In: Accounting
Assume that the audit for National Australia Bank Limited (NAB), a financial institution, will be coming up for tender. You and your colleagues are required to prepare a client evaluation report based on your research for the senior members of your auditing firm. Your report should provide preliminary information as to whether the auditing firm should consider tendering for the audit of NAB. You should conduct extensive research and perform an analysis of the annual report of National Australia Bank Limited together with its controlled entities for the year ended 30 June 2018 and any other relevant information (Hint: Company’s website and Business news) that you have obtained.
1.. Identify and explain THREE business risks that could have an impact on the audit of NAB.
2.The recent Royal Commission highlighted a number of internal control deficiencies and fraud perpetuated on NAB clients for an extended period of time. These findings have serious ramifications for NAB. How will these findings affect your tendering decision?
1. a.Foreign currency trader staff fraud: In 2004, NAB discovered that as a result of unauthorized spot trades on its foreign currency options desk, losses totaling A$360 million had been covered up. Investigations by Price water house Coopers and the Australian Prudential Regulation Authority highlighted a need for cultural change.
b.Financial planner misconduct: According to ASIC, at least $6.2m was subsequently transferred from the overseas accounts in the Bahamas and the Dominican Republic back to a private company account, held for Strategic Investments Group ACN 080 924 036 and controlled by a single director, the same Paul Drakos. Funds were then applied from this account as loans disguised as investments to a number of failed business opportunities among his familial associates including a golf driving range on the Central Coast of NSW, a plumbing business, and futures and commodities trading.

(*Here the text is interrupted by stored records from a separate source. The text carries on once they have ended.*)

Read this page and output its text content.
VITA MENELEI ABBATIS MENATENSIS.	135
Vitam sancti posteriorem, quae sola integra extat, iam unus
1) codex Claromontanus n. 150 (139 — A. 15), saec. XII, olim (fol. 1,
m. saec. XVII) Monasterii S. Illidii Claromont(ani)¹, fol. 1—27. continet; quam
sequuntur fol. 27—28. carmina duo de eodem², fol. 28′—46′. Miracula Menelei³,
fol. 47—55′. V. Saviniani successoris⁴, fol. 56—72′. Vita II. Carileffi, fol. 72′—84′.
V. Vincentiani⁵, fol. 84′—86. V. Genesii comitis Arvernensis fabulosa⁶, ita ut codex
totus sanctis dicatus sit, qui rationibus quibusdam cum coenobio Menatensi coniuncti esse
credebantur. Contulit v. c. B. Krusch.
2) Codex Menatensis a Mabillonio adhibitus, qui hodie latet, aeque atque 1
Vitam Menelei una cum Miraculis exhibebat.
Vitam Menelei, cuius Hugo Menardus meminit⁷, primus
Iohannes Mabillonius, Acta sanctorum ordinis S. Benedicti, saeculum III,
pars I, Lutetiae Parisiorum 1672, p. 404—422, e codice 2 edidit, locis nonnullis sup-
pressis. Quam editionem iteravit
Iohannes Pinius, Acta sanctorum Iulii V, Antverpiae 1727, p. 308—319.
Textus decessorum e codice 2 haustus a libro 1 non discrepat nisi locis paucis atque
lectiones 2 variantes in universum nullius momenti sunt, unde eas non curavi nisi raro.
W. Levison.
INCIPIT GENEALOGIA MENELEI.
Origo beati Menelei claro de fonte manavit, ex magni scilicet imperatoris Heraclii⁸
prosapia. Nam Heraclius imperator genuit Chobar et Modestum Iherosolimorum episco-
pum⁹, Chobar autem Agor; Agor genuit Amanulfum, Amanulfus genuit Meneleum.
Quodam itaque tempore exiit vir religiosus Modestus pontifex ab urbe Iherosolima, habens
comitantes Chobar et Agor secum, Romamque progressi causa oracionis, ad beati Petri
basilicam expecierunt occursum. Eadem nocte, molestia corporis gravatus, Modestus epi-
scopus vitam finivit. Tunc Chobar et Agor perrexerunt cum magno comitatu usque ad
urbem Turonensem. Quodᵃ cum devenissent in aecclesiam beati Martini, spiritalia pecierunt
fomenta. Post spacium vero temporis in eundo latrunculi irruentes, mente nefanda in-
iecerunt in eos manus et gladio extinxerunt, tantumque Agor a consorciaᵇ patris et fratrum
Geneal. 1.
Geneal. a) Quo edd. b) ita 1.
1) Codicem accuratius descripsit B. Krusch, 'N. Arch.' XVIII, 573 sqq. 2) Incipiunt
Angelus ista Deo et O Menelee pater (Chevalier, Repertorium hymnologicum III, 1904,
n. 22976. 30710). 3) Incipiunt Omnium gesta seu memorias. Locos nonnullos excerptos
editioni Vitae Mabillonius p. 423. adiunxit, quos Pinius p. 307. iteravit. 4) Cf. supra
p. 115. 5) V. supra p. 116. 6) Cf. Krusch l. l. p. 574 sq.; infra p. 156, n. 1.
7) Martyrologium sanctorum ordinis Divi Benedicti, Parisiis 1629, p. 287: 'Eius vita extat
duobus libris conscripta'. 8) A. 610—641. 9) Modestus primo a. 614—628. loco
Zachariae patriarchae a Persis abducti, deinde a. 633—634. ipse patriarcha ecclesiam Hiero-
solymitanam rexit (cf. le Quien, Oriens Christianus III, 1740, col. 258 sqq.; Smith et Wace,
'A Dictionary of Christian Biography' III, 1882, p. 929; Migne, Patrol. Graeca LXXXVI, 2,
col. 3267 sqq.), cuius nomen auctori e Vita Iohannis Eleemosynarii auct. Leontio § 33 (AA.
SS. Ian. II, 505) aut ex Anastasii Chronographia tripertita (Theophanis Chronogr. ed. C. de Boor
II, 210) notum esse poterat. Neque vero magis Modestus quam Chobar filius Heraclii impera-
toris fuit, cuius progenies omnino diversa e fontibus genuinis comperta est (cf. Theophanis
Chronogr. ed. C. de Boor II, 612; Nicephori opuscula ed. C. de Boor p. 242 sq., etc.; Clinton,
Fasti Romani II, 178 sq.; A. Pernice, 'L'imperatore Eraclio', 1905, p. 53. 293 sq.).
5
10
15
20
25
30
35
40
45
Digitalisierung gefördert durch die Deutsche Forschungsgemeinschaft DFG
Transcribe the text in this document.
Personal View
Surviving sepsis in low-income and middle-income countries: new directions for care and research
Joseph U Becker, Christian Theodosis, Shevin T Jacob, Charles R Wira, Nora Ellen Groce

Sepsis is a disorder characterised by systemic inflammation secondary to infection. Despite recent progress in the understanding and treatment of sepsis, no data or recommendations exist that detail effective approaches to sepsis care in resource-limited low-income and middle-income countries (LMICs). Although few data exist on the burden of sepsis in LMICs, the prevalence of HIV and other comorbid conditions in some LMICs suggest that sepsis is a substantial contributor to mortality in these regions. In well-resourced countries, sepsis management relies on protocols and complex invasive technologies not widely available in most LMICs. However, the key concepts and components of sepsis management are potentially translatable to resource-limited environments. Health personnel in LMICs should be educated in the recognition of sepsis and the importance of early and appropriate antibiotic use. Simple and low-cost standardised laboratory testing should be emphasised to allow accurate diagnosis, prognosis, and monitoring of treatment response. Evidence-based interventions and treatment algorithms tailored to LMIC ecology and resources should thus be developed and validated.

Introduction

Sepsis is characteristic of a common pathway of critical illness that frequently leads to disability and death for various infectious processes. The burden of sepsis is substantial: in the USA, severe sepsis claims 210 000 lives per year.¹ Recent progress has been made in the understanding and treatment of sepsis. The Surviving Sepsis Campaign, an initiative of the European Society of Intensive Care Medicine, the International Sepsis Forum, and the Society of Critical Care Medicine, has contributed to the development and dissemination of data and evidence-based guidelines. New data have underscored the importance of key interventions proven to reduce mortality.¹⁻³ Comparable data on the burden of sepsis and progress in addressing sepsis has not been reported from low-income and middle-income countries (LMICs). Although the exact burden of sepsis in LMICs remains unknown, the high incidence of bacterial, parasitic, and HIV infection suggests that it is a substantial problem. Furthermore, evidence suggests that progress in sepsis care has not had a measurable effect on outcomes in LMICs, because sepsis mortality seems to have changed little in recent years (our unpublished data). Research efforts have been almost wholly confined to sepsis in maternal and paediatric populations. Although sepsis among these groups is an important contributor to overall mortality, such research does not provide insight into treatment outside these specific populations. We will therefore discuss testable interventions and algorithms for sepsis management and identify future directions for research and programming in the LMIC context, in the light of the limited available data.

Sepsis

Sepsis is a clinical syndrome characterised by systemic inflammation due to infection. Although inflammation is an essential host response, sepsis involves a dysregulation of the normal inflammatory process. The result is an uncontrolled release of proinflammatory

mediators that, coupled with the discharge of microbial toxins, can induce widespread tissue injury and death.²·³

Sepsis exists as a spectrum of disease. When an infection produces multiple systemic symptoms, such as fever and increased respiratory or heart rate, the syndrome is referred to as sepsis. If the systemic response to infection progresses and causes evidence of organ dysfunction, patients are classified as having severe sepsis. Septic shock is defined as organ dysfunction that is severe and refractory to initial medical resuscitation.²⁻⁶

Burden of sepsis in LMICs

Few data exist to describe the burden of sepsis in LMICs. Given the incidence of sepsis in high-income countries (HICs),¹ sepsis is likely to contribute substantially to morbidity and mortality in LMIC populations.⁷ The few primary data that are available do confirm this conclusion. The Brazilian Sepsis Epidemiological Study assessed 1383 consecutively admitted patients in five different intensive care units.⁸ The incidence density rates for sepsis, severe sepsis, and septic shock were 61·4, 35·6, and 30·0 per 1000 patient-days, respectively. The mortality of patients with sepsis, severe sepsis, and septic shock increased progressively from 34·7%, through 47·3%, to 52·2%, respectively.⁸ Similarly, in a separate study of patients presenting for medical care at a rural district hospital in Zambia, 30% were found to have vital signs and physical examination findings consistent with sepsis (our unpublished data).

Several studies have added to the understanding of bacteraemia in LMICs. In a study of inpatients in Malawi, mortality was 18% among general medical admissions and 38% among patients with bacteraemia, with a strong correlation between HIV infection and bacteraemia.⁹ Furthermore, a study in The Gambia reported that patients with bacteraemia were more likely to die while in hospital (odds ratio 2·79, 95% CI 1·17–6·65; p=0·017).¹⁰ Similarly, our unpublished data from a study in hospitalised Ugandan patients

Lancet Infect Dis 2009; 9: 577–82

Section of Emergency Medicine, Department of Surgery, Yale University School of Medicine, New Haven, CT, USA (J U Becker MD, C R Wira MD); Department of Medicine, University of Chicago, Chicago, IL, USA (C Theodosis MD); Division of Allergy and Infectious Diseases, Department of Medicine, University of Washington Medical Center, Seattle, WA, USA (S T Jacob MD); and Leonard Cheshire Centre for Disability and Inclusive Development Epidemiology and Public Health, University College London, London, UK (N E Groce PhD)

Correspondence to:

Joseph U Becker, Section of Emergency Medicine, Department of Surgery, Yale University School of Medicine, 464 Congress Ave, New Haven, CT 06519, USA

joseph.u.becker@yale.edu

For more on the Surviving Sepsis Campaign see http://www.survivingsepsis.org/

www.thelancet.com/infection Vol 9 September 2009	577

c.Financed fossil fuel businesses: It has been estimated that since 2008, NAB has loaned A$11.2 billion to the fossil fuel industry in Australia, positioning itself as the 3rd largest lender in this regard. Comparatively, loans to renewable energy are estimated at A$2.2 billion over the same period, or approximately 20% of the amount to fossil fuels.[92] The Big Four Australian banks, of which NAB is part, are estimated to have provided approximately one third of all loans to the fossil fuel industry in Australia since 2008.[93] Financed emissions count toward a company's Scope 3 emissions under the Greenhouse Gas Protocol.
2.Tax evasion and customer overcharging in Ireland
The Irish subsidiary of the bank, National Irish Bank was the subject of a six-year Inquiry carried out by Inspectors appointed by the Irish High Court. They established that National Irish Bank had engaged in overcharging its own customers and tax evasion schemes prior to 1998. Mr Justice Peter Kelly, an Irish High Court judge commented following publication of the Report "The edifice of banking is built on a foundation of trust. On the Inspectors findings there was a breach of trust. The operation was carried out over a period of years in a deliberate fashion". The Director of Corporate Enforcement subsequently applied to the High Court to have 9 senior managers barred from being an officer of any company.
NAB booked two write-downs associated with Home Side. First, in July 2001, NAB had a $450 million write down of the value of its capitalised mortgage servicing rights (CMSRs) during the quarter ending 30 June 2001, and was the result of exceptionally high mortgage refinance volumes which lowered the value of the CMSRs, combined with a more challenging capital markets environment in which to hedge interest rate risk.[91] This was followed shortly by a second write-down reported in September totaling $1.75 billion; this second write-down consisted of US$400 million from an incorrect interest rate assumption embedded in the mortgage servicing rights valuation model, US$760 million from changed assumptions in the model flowing from the continued unprecedented uncertainty and turbulence in the mortgage servicing market, and US$590 million from writing off of the goodwill. In total, NAB booked $2.2 billion in losses due to Home Side.